Simultaneously, Kotug Smit Towage commenced a charter of a Damen-built ASD 2810 Hybrid tug, which was renamed Hampshire during Kotug Smit's 'Herring with friends-party' – a traditional Dutch event to mark the beginning of the herring season – in Rotterdam. Hampshire was freshly delivered from Damen Shiprepair Rotterdam, where she had been repainted in Kotug Smit Towage colours.
Maersk Supply Service, a part of Danish shipping and offshore energy conglomerate Maersk Group, has entered into agreements with two yards to postpone delivery of a total of nine newbuildings.
The vessels in question include five anchor handling vessels, under construction at Kleven Yard in Norway, and four subsea support vessels, being built by China’s Cosco Dalian shipyard.
"Both MSS and the yards consider this the best possible solution given the current market situation," Maersk Supply Service said.
The first Starfish anchor handling vessel, Maersk Master, was delivered in March this year, while vessel number two will be delivered in late June.
The next three Starfish ships from Kleven will be delivered in 2018, and the latest in the beginning of 2019. The four Stingray subsea support vessels at Dalian COSCO, none of which have been delivered to date, will all be slightly postponed with contract delivery dates planned from summer 2017 to spring 2018.

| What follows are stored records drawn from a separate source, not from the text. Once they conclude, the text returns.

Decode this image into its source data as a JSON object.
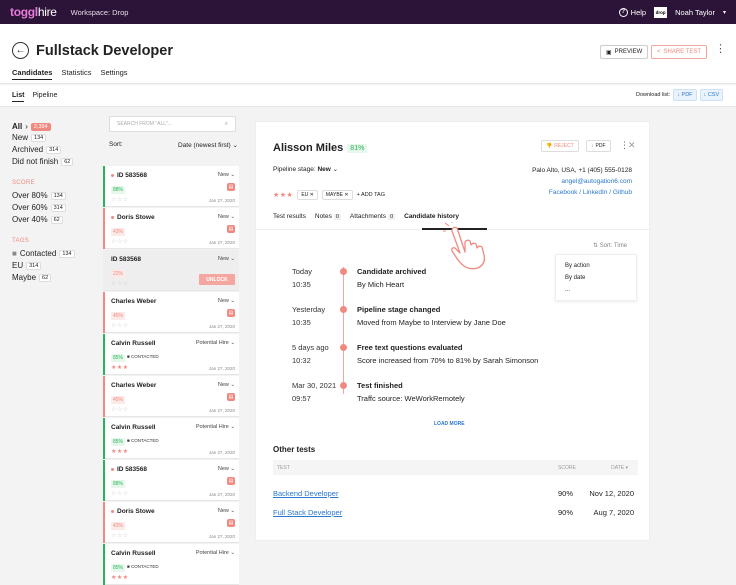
{
  "topbar": {
    "logo_main": "toggl",
    "logo_sub": "hire",
    "workspace": "Workspace: Drop",
    "help": "Help",
    "user_logo": "drop",
    "user": "Noah Taylor"
  },
  "header": {
    "back_icon": "←",
    "title": "Fullstack Developer",
    "tabs": [
      "Candidates",
      "Statistics",
      "Settings"
    ],
    "preview": "PREVIEW",
    "share": "SHARE TEST"
  },
  "subbar": {
    "tabs": [
      "List",
      "Pipeline"
    ],
    "download_label": "Download list:",
    "pdf": "PDF",
    "csv": "CSV"
  },
  "filters": {
    "all": "All",
    "all_count": "2,394",
    "new": "New",
    "new_count": "134",
    "archived": "Archived",
    "archived_count": "314",
    "dnf": "Did not finish",
    "dnf_count": "62",
    "score_head": "SCORE",
    "o80": "Over 80%",
    "o80_count": "134",
    "o60": "Over 60%",
    "o60_count": "314",
    "o40": "Over 40%",
    "o40_count": "62",
    "tags_head": "TAGS",
    "contacted": "Contacted",
    "contacted_count": "134",
    "eu": "EU",
    "eu_count": "314",
    "maybe": "Maybe",
    "maybe_count": "62"
  },
  "list": {
    "search_placeholder": "SEARCH FROM \"ALL\"...",
    "sort_label": "Sort:",
    "sort_value": "Date (newest first)",
    "cards": [
      {
        "name": "ID 583568",
        "status": "New",
        "score": "88%",
        "date": "Jan 27, 2020",
        "contacted": ""
      },
      {
        "name": "Doris Stowe",
        "status": "New",
        "score": "43%",
        "date": "Jan 27, 2020",
        "contacted": ""
      },
      {
        "name": "ID 583568",
        "status": "New",
        "score": "22%",
        "date": "",
        "contacted": "",
        "unlock": "UNLOCK"
      },
      {
        "name": "Charles Weber",
        "status": "New",
        "score": "45%",
        "date": "Jan 27, 2020",
        "contacted": ""
      },
      {
        "name": "Calvin Russell",
        "status": "Potential Hire",
        "score": "85%",
        "date": "Jan 27, 2020",
        "contacted": "CONTACTED"
      },
      {
        "name": "Charles Weber",
        "status": "New",
        "score": "45%",
        "date": "Jan 27, 2020",
        "contacted": ""
      },
      {
        "name": "Calvin Russell",
        "status": "Potential Hire",
        "score": "85%",
        "date": "Jan 27, 2020",
        "contacted": "CONTACTED"
      },
      {
        "name": "ID 583568",
        "status": "New",
        "score": "88%",
        "date": "Jan 27, 2020",
        "contacted": ""
      },
      {
        "name": "Doris Stowe",
        "status": "New",
        "score": "43%",
        "date": "Jan 27, 2020",
        "contacted": ""
      },
      {
        "name": "Calvin Russell",
        "status": "Potential Hire",
        "score": "85%",
        "date": "",
        "contacted": "CONTACTED"
      }
    ]
  },
  "detail": {
    "name": "Alisson Miles",
    "score": "81%",
    "reject": "REJECT",
    "pdf": "PDF",
    "pipeline_label": "Pipeline stage:",
    "pipeline_value": "New",
    "location_phone": "Palo Alto, USA, +1 (405) 555-0128",
    "email": "angel@autogation6.com",
    "social": "Facebook / LinkedIn / Github",
    "tags": [
      "EU",
      "MAYBE"
    ],
    "add_tag": "+ ADD TAG",
    "tabs": {
      "results": "Test results",
      "notes": "Notes",
      "notes_count": "0",
      "attachments": "Attachments",
      "attachments_count": "0",
      "history": "Candidate history"
    },
    "sort_time": "Sort: Time",
    "sort_options": [
      "By action",
      "By date",
      "..."
    ],
    "timeline": [
      {
        "when1": "Today",
        "when2": "10:35",
        "title": "Candidate archived",
        "desc": "By Mich Heart"
      },
      {
        "when1": "Yesterday",
        "when2": "10:35",
        "title": "Pipeline stage changed",
        "desc": "Moved from Maybe to Interview by Jane Doe"
      },
      {
        "when1": "5 days ago",
        "when2": "10:32",
        "title": "Free text questions evaluated",
        "desc": "Score increased from 70% to 81% by Sarah Simonson"
      },
      {
        "when1": "Mar 30, 2021",
        "when2": "09:57",
        "title": "Test finished",
        "desc": "Traffc source: WeWorkRemotely"
      }
    ],
    "load_more": "LOAD MORE",
    "other_title": "Other tests",
    "other_head": {
      "test": "TEST",
      "score": "SCORE",
      "date": "DATE"
    },
    "other_rows": [
      {
        "name": "Backend Developer",
        "score": "90%",
        "date": "Nov 12, 2020"
      },
      {
        "name": "Full Stack Developer",
        "score": "90%",
        "date": "Aug 7, 2020"
      }
    ]
  }
}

"It is our priority to optimize the utilization options for our new-buildings, and we are confident that the new delivery schedule will benefit the competitive edge of Maersk Supply Service," Steen S. Karstensen, MSS CEO, said.
Norwegian shipping company Wilson ASA has signed an agreement with Germany's Lauterjung Group to buy two 2,460 dwt bulk carriers.
The vessels in question are MV Arion and MV Hestia and they will be bought for EUR 3.5 million (around USD 3.9 million).
As informed, the bulkers will be acquired during the next quarter and subsequently renamed.
Arion and Hestia were built at Romanian Vard Tulcea shipyard in 1999 and 2000, respectively.
The purchase is said to confirm Wilson's "long-term belief" in the market within this tonnage segment.
Wilson has been operating the two ships on time charter and the bulk carriers will not be added to the company's existing fleet.
Currently, Wilson operates a fleet of 119 ships, of which 80 are owned and controlled by the company.